As this drug increases the activity of GABA in the brain, it increases these calming effects.
You should not take this medication if you have:
- Myasthenia gravis;
- Narrow-angle glaucoma;
- If you have a history of allergic reaction to any benzodiazepine.
To make sure it is safe for you, tell your doctor if you have:
- kidney or liver disease
- Open-angle glaucoma;
- Asthma or other breathing disorder;
Lorazepam Side effects
More common side effects
The more common side effects of Lorazepam include:
Some people may also experience less frequent side effects such as:
- Lack of coordination
While Serious side effects can include the following:
- Breathing effects.
- Psychological and physical dependence
- Serious allergic reactions.
- Suicidal thoughts.
Tell your doctor if you are already taking other medicines like
- Anti Anxiety medication
- Aminophylline or theophylline;
- Narcotic pain medicine;
- Seizure medicine;
- Cold or allergy medicine
- Sleep medicine,
Dosage for lorazepam
The dose of Lorazepam will be adjusted to the needs of the patient.
- The usual dose for treating anxiety is 2 to 6 mg orally every 8 to 12 hours as needed.
- Insomnia is treated with 2-4 mg at bedtime.
Frequently Asked Questions
1. Is it safe to take during pregnancy?
Do not use Lorazepam if you are pregnant.

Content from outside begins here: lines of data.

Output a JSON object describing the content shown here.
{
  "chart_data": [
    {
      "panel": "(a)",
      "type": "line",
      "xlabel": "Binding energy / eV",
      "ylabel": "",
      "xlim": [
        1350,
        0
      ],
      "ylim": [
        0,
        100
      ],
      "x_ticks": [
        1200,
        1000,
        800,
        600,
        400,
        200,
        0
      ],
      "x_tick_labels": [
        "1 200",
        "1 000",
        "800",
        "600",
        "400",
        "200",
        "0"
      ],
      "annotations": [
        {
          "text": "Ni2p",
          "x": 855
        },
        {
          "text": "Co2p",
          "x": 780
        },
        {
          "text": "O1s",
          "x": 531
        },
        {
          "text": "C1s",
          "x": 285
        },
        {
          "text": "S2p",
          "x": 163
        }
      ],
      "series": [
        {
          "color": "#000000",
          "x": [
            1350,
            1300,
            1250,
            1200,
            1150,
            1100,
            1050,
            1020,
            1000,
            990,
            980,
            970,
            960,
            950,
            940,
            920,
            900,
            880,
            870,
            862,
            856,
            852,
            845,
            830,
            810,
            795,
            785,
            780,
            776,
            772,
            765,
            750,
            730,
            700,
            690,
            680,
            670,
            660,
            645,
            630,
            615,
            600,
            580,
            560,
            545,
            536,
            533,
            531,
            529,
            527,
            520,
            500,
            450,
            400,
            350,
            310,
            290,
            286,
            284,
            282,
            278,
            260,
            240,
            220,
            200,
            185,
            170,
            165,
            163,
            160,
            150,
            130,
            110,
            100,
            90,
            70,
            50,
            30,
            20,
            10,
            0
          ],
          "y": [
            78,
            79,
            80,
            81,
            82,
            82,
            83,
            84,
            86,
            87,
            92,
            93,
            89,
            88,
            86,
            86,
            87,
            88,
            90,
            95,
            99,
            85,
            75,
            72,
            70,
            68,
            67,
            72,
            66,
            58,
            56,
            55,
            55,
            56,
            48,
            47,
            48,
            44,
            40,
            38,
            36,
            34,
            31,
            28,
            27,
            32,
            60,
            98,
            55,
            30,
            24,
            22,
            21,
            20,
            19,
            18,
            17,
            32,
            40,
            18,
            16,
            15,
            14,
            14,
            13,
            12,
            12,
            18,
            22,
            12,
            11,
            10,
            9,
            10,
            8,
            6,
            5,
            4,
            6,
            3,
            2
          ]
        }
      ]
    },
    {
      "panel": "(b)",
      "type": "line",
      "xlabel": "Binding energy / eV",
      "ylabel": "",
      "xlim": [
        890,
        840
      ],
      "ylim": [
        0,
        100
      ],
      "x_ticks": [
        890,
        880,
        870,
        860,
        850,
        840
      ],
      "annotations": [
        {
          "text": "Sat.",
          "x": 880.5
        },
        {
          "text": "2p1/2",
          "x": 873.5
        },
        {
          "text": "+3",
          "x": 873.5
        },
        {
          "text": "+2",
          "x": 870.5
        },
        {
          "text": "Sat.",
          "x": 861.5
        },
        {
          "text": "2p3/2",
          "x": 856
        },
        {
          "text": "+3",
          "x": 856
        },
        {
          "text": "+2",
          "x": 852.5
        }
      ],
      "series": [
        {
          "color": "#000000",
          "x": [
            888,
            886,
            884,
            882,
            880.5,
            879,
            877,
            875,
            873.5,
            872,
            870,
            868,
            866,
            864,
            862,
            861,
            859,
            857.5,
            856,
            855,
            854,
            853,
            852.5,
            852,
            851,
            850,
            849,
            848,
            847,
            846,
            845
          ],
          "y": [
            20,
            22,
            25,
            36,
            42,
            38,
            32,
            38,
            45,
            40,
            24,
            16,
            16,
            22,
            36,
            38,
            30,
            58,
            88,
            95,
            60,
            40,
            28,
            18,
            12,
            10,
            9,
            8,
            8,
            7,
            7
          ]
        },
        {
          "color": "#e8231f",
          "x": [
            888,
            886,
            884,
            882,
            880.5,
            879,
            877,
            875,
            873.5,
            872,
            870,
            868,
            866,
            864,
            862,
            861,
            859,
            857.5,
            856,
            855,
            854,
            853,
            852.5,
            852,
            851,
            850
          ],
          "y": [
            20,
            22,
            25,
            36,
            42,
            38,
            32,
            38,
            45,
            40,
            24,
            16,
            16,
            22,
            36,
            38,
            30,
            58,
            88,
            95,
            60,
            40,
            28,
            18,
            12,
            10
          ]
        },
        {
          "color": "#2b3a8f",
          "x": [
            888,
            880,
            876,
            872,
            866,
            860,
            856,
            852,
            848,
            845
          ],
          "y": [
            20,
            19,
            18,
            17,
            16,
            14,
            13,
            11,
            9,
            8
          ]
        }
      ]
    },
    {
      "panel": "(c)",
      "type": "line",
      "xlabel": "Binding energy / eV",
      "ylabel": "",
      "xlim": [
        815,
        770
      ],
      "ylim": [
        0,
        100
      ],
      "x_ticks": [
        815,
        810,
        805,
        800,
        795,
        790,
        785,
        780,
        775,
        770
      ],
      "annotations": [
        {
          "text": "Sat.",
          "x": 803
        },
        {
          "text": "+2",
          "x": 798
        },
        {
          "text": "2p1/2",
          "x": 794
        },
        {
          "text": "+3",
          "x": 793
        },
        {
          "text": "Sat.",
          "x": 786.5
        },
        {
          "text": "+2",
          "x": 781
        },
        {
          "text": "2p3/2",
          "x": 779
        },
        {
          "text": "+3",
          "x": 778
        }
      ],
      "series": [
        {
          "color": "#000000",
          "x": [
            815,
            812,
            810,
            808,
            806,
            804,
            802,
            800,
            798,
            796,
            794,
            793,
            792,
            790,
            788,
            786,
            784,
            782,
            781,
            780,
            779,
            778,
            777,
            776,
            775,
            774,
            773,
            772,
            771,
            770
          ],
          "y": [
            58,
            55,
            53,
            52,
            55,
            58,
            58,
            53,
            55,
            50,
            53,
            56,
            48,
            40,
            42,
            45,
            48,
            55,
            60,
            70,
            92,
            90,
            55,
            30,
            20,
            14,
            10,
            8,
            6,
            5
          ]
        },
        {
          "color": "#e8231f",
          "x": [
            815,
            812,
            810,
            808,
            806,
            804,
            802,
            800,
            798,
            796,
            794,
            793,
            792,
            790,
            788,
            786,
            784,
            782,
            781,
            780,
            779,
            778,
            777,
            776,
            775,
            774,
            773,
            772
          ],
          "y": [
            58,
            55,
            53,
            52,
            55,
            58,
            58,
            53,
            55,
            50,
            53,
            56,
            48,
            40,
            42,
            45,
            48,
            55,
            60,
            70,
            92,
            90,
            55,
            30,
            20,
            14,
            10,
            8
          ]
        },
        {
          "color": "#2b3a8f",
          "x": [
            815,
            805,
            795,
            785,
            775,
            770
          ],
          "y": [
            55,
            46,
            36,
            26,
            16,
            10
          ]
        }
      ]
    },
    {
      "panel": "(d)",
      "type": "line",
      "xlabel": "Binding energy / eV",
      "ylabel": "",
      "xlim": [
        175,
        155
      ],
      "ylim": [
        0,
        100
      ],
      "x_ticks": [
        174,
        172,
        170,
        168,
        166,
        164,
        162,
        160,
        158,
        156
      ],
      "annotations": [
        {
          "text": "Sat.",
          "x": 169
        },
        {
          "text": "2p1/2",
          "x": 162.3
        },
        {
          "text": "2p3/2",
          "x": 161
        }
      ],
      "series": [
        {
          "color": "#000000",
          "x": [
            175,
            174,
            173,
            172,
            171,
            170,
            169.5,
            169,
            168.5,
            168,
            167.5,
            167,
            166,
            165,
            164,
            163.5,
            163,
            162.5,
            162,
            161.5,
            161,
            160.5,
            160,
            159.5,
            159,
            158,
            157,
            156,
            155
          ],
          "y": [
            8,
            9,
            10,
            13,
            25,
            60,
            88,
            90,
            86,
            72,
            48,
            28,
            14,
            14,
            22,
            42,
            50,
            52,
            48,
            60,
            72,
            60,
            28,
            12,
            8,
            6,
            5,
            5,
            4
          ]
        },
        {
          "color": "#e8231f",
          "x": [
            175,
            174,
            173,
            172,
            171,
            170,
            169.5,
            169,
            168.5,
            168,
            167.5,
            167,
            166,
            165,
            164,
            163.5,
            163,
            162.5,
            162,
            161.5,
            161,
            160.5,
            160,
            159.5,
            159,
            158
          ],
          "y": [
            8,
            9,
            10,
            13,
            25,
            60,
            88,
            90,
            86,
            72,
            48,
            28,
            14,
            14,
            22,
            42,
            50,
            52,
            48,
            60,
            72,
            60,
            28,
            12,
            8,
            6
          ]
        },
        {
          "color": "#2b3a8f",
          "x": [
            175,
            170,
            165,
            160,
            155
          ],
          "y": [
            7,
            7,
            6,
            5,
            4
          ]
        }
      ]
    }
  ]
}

This medicine can cause birth defects. Your baby can also become addicted to drugs. This can lead to fatal withdrawal symptoms of the baby after birth. Babies born dependent on the usual generators may need to be medically treated for several weeks. If you are pregnant or planning to become pregnant, talk to your doctor. Use effective contraception to prevent pregnancy while taking this drug.
2. Is Lorazepam safe during breastfeeding?

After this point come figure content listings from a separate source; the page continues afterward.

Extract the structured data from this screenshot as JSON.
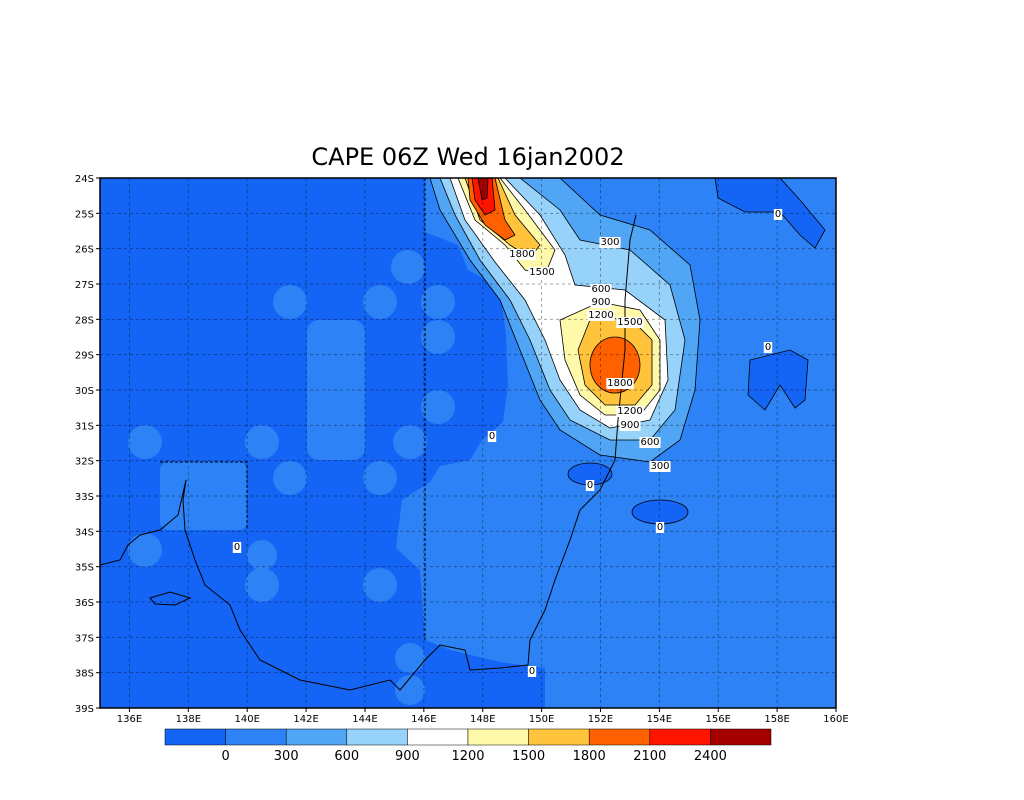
{
  "title": "CAPE 06Z Wed 16jan2002",
  "lat_labels": [
    "24S",
    "25S",
    "26S",
    "27S",
    "28S",
    "29S",
    "30S",
    "31S",
    "32S",
    "33S",
    "34S",
    "35S",
    "36S",
    "37S",
    "38S",
    "39S"
  ],
  "lon_labels": [
    "136E",
    "138E",
    "140E",
    "142E",
    "144E",
    "146E",
    "148E",
    "150E",
    "152E",
    "154E",
    "156E",
    "158E",
    "160E"
  ],
  "colorbar": {
    "colors": [
      "#1464f5",
      "#2d82f5",
      "#50a5f5",
      "#96d2fa",
      "#ffffff",
      "#fffaaa",
      "#ffc33c",
      "#ff6000",
      "#ff1400",
      "#a50000"
    ],
    "labels": [
      "0",
      "300",
      "600",
      "900",
      "1200",
      "1500",
      "1800",
      "2100",
      "2400"
    ]
  },
  "contour_labels": [
    "0",
    "300",
    "1800",
    "1500",
    "600",
    "900",
    "1200",
    "1500",
    "0",
    "1800",
    "1200",
    "900",
    "600",
    "0",
    "300",
    "0",
    "0",
    "0",
    "0"
  ]
}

Lorazepam can pass into breast milk and harm a baby. You must not breast-feed while using this drug.
3. Can you drive while taking Lorazepam?
Lorazepam causes drowsiness and muscle weakness and may affect your ability to concentrate, alertness and judgment. These effects can last until the next day. Do not drive or operate machinery. If you have ever received this drug during a minor outpatient treatment, it is important to have someone else available to accompany you to your home. You are not allowed to drive in the next 24 to 48 hours.
4. Can you drink alcohol with lorazepam?
No, you should not drink any alcohol while taking Lorazepam or the day after taking it because the effect of this drug may last until the next day. Alcohol can affect you more than usual when you take benzodiazepine. It will probably also make drowsiness worse and cause concentration, alertness, coordination, and judgment problems. It can also cause you to lose your inhibitions or prevent you from controlling your emotions.